Relationship-building, creativity, empathy key to success in today's economy
Reviewed by Sheilla Jones
Winnipeg Free Press, Books, August 8, 2015
Humans Are Underrated: What High Achievers Know that Brilliant Machines Never Will
By Geoff Colvin
Portfolio/Penguin, 247 pages, $33
Campaigning is well underway for the fall federal election as candidates knock on doors in an effort to engage votes. Door-knocking is hard work and time-consuming -- so why do candidates put so much effort into it?
Because it provides the crucial face-to-face interaction that humans use to evaluate a candidate's trustworthiness, which cannot happen via the much more efficient methods of computerized robocalls, emails and tweets.
This is good news for politicians, according to American author Geoff Colvin in Humans Are Underrated: What High Achievers Know that Brilliant Machines Never Will, since it means they will never be replaced by computers.
They're the lucky ones.
Colvin, a senior editor of Fortune magazine, says a great many high-skilled, well-paying jobs (lawyers, architects, engineers) are already being swept away at an alarming rate as the accelerating pace of information technology (infotech) shrinks the need for them.
He puts forward the startling premise that we are now in the midst of an economic restructuring that rivals the Industrial Revolution. Infotech is displacing more and more workers; it's happening at the high-skill level, but also hitting the less educated. The number one job for American men is truck driving, but with the advent of the autonomous vehicle -- a computer-operated car -- those jobs will soon disappear, too.
The new economy, says Colvin, is essentially a switch from left-brain analytic and systematic skills -- which has served the knowledge-based economy well for the past 100 years -- to right-brain skills of empathy, creativity and relationship-building. Engineering is out, the humanities are in, and we are utterly unprepared for it.
"For centuries," says Colvin, "people have improved their living standards by mastering new skills that a new economy rewards... Those skills, and virtually all the skills economies have rewarded in the past, are about what we know. The skills that become increasingly valuable as technology advances are about what we're like."
It's getting personal.
When Colvin shines a spotlight on an economy where jobs are rapidly being gobbled up by computers, it becomes obvious that we should have seen this coming. Computers are designed to replicate left-brain skills, and are now better at it than humans.
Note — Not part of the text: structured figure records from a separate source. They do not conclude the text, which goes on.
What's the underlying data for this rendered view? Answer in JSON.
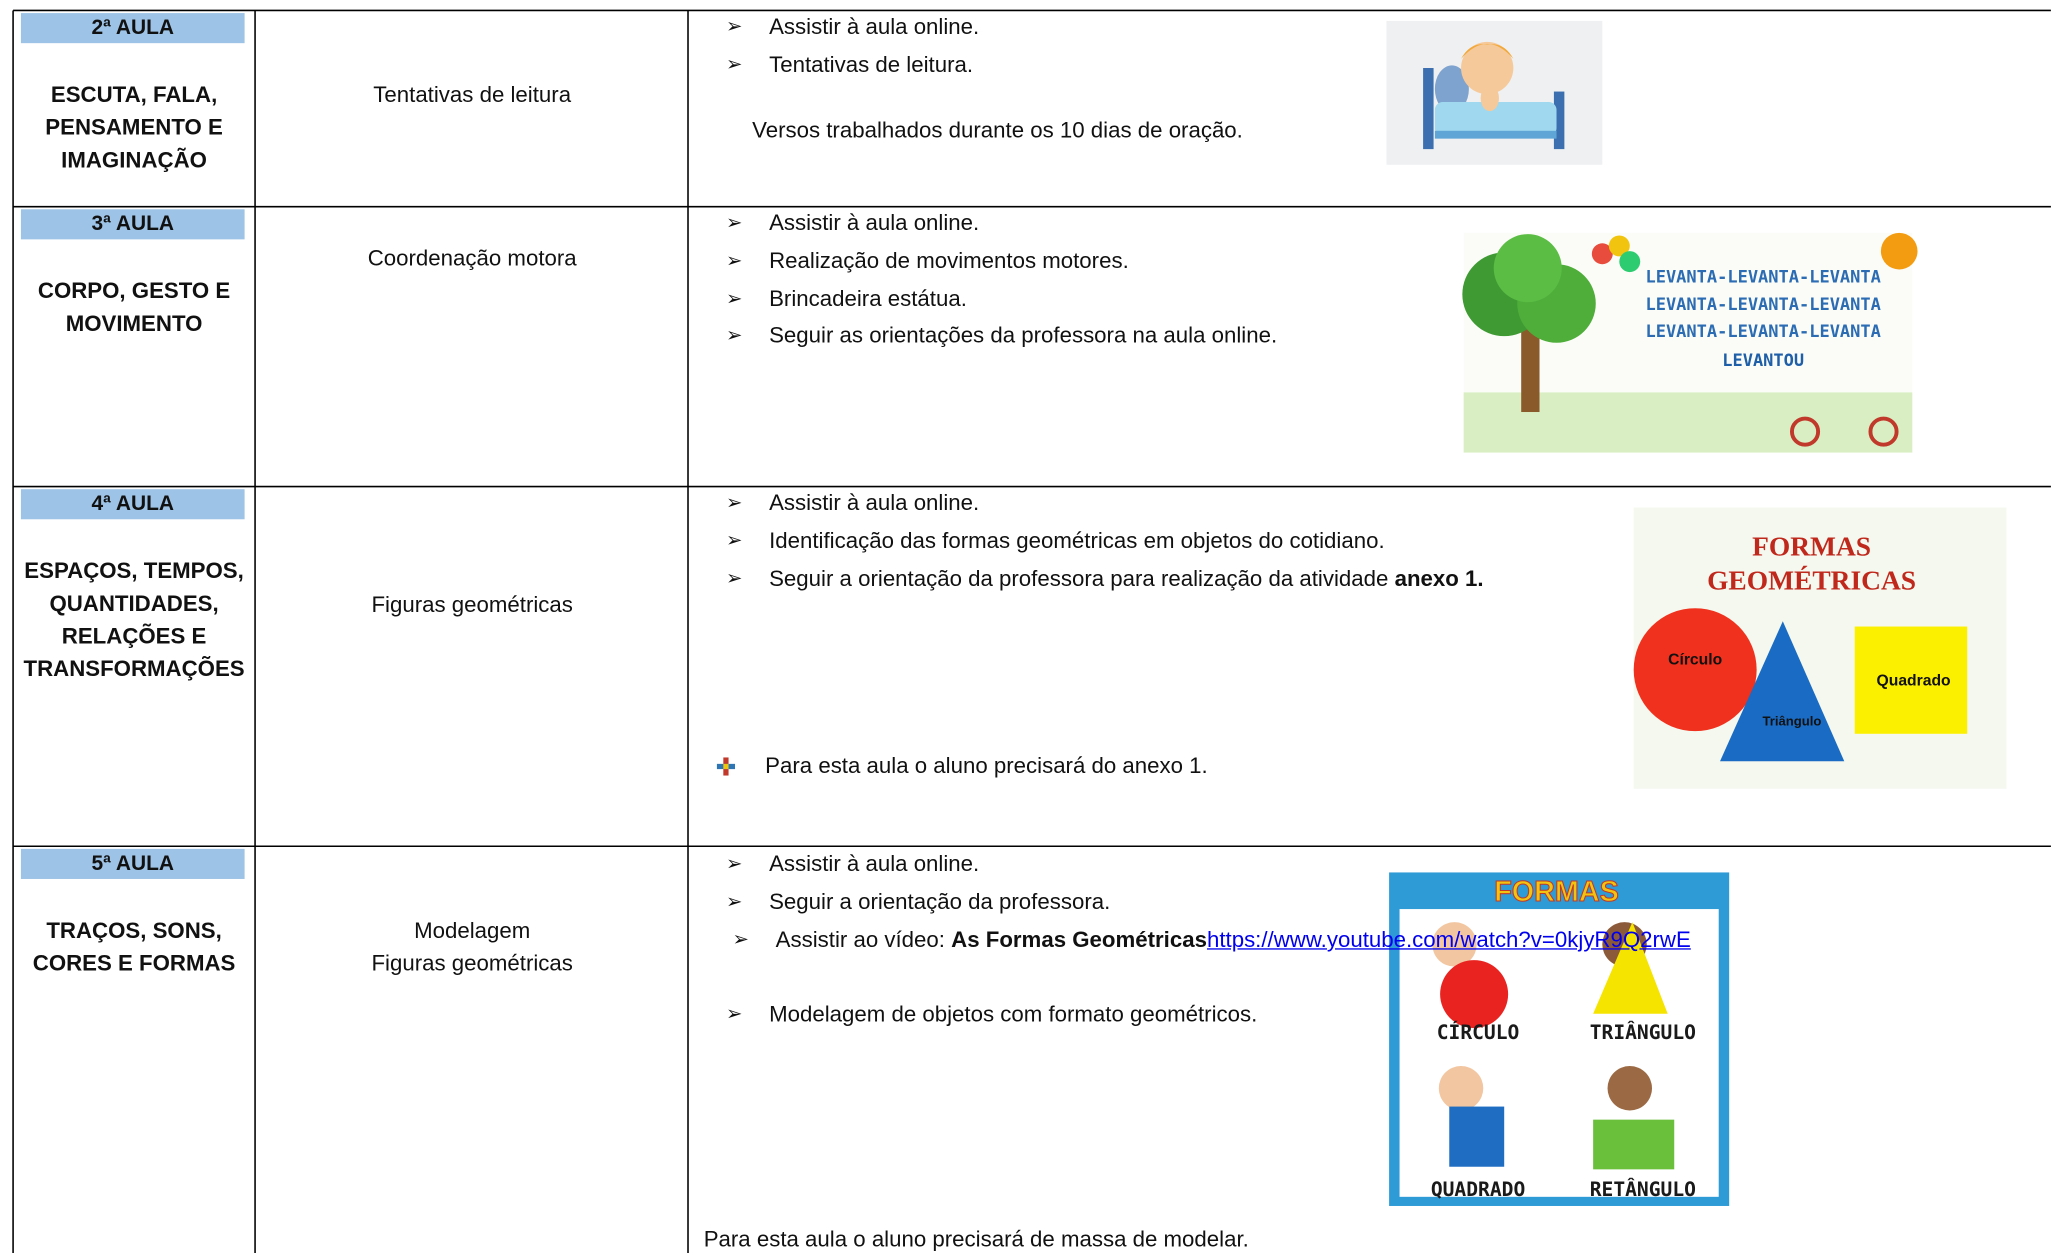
{
  "rows": [
    {
      "label": "2ª AULA",
      "title": "ESCUTA, FALA, PENSAMENTO E IMAGINAÇÃO",
      "topic": [
        "Tentativas de leitura"
      ],
      "items": [
        {
          "text": "Assistir à aula online."
        },
        {
          "text": "Tentativas de leitura."
        }
      ],
      "note": "Versos trabalhados durante os 10 dias de oração."
    },
    {
      "label": "3ª AULA",
      "title": "CORPO, GESTO E MOVIMENTO",
      "topic": [
        "Coordenação motora"
      ],
      "items": [
        {
          "text": "Assistir à aula online."
        },
        {
          "text": "Realização de movimentos motores."
        },
        {
          "text": "Brincadeira estátua."
        },
        {
          "text": "Seguir as orientações da professora na aula online."
        }
      ],
      "image_text": [
        "LEVANTA-LEVANTA-LEVANTA",
        "LEVANTA-LEVANTA-LEVANTA",
        "LEVANTA-LEVANTA-LEVANTA",
        "LEVANTOU"
      ]
    },
    {
      "label": "4ª AULA",
      "title": "ESPAÇOS, TEMPOS, QUANTIDADES, RELAÇÕES E TRANSFORMAÇÕES",
      "topic": [
        "Figuras geométricas"
      ],
      "items": [
        {
          "text": "Assistir à aula online."
        },
        {
          "text": "Identificação das formas geométricas em objetos do cotidiano."
        },
        {
          "text": "Seguir a orientação da professora para realização da atividade ",
          "bold": "anexo 1."
        }
      ],
      "note": "Para esta aula o aluno precisará do anexo 1.",
      "image_text": [
        "FORMAS",
        "GEOMÉTRICAS",
        "Círculo",
        "Triângulo",
        "Quadrado"
      ]
    },
    {
      "label": "5ª AULA",
      "title": "TRAÇOS, SONS, CORES E FORMAS",
      "topic": [
        "Modelagem",
        "Figuras geométricas"
      ],
      "items": [
        {
          "text": "Assistir à aula online."
        },
        {
          "text": "Seguir a orientação da professora."
        },
        {
          "text": "Assistir ao vídeo: ",
          "bold": "As Formas Geométricas",
          "link": "https://www.youtube.com/watch?v=0kjyR9Q2rwE"
        },
        {
          "text": "Modelagem de objetos com formato geométricos."
        }
      ],
      "note": "Para esta aula o aluno precisará de massa de modelar.",
      "image_text": [
        "FORMAS",
        "CÍRCULO",
        "TRIÂNGULO",
        "QUADRADO",
        "RETÂNGULO"
      ]
    }
  ]
}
What computers cannot do, however, is replicate the highly sophisticated, social ability of people to "read" other humans and intuitively understand them.
As more and more employers recognize the value of empathy in improving creativity and productivity, they've begun including it in their job advertisements. "Empathy is the critical 21st century skill," notes one of the software company executives cited by the author.
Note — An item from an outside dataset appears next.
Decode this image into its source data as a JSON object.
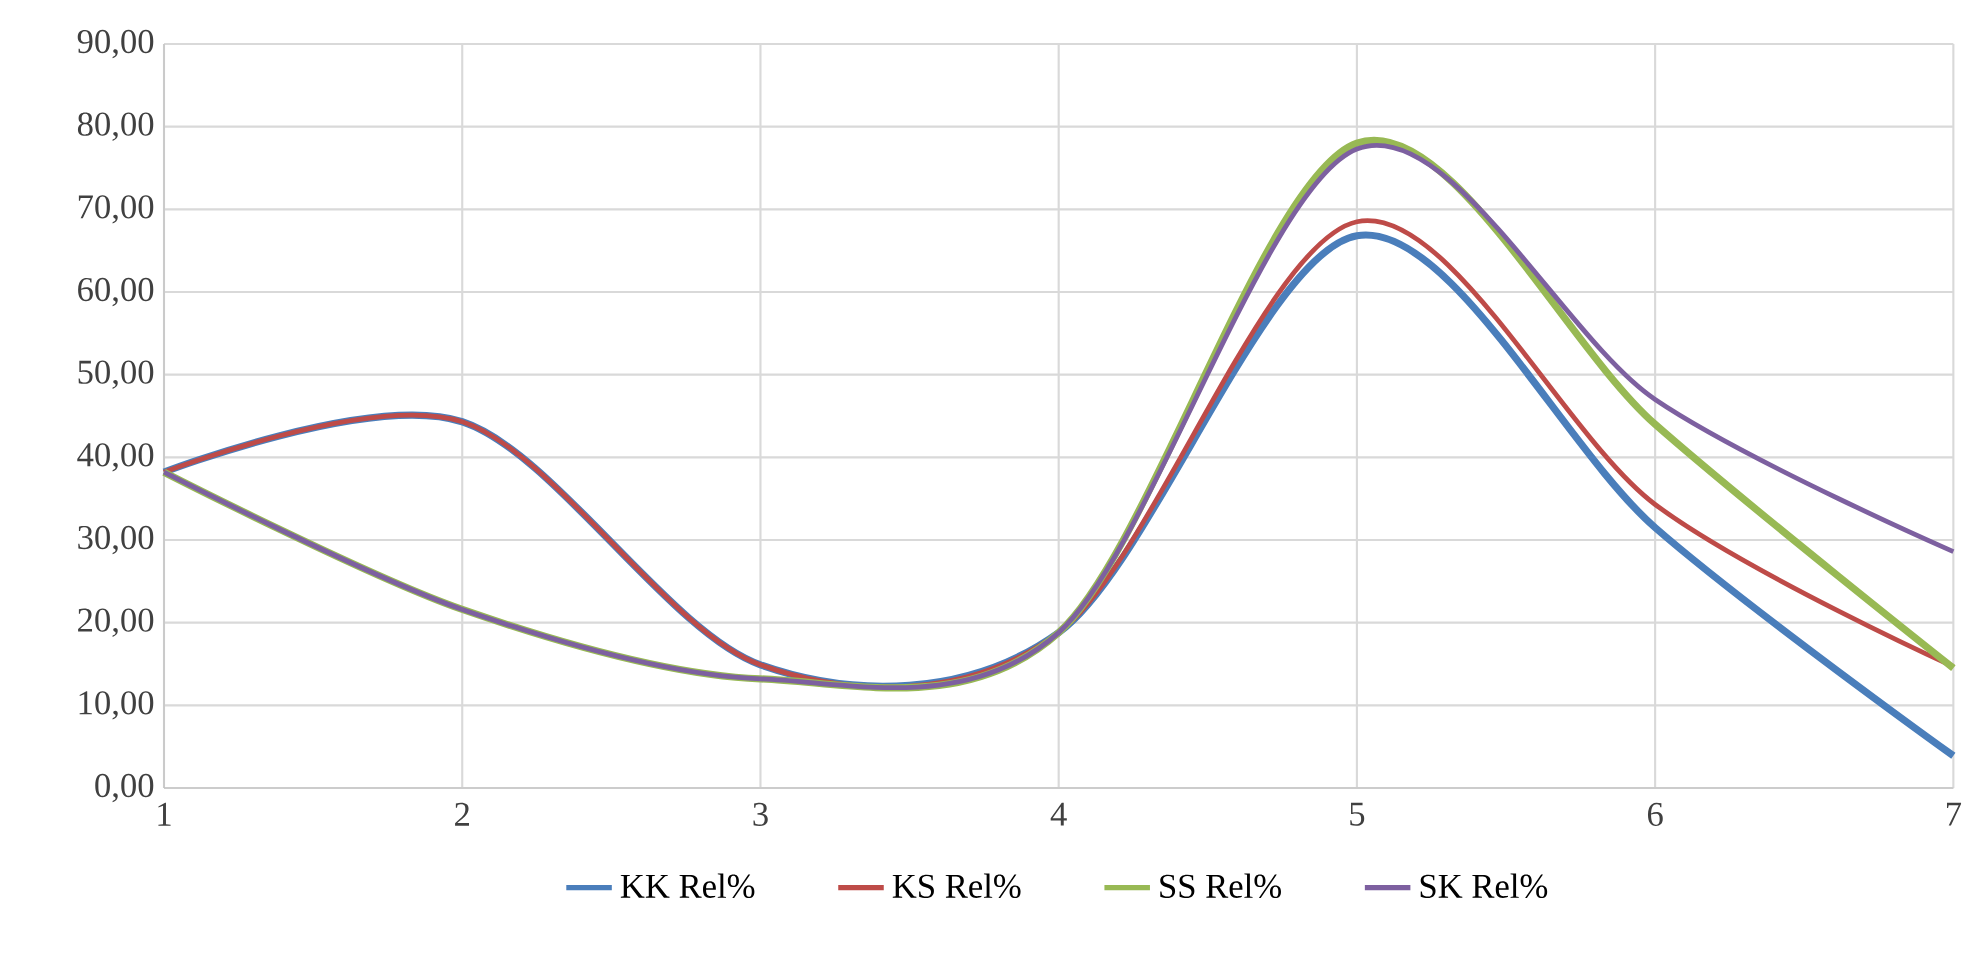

This shift in what is economically valued is highly favourable to women, says Colvin, since women typically have far more well-developed interpersonal skills set than male counterparts. That doesn't mean men can't learn; the American military, for instance, has been teaching soldiers empathy skills to more effectively fight insurgents and terrorist threats.
The real winners in this new economy, the author says, will be men and women who demonstrate strong skills from both the left-brain (systematic) and right-brain (empathic).
Colvin, who rattled a few cages with his 2008 book Talent is Overrated, writes with a light hand and avoids the tendency of many business authors to strangle their subject matter with strings of statistics and heavy jargon. And he does point out the irony of living in the digital age of Facebook and iPhones, which has introduced a sharp decline in empathy in Western society just when that very skill is increasingly in demand.
There are some professions that will never be replaced by computers, including medical doctors, judges and political leaders.
Humans insist that judgments on their health and well-being must come from other humans, who must then be held accountable.
We may not be doing a very good job these days at holding our politicians to account, but we can do something about that at the ballot box this fall.
Sheilla Jones is a Winnipeg author who figures her empathic skills and master's degree in theoretical physics should to put her at the forefront of the new economy.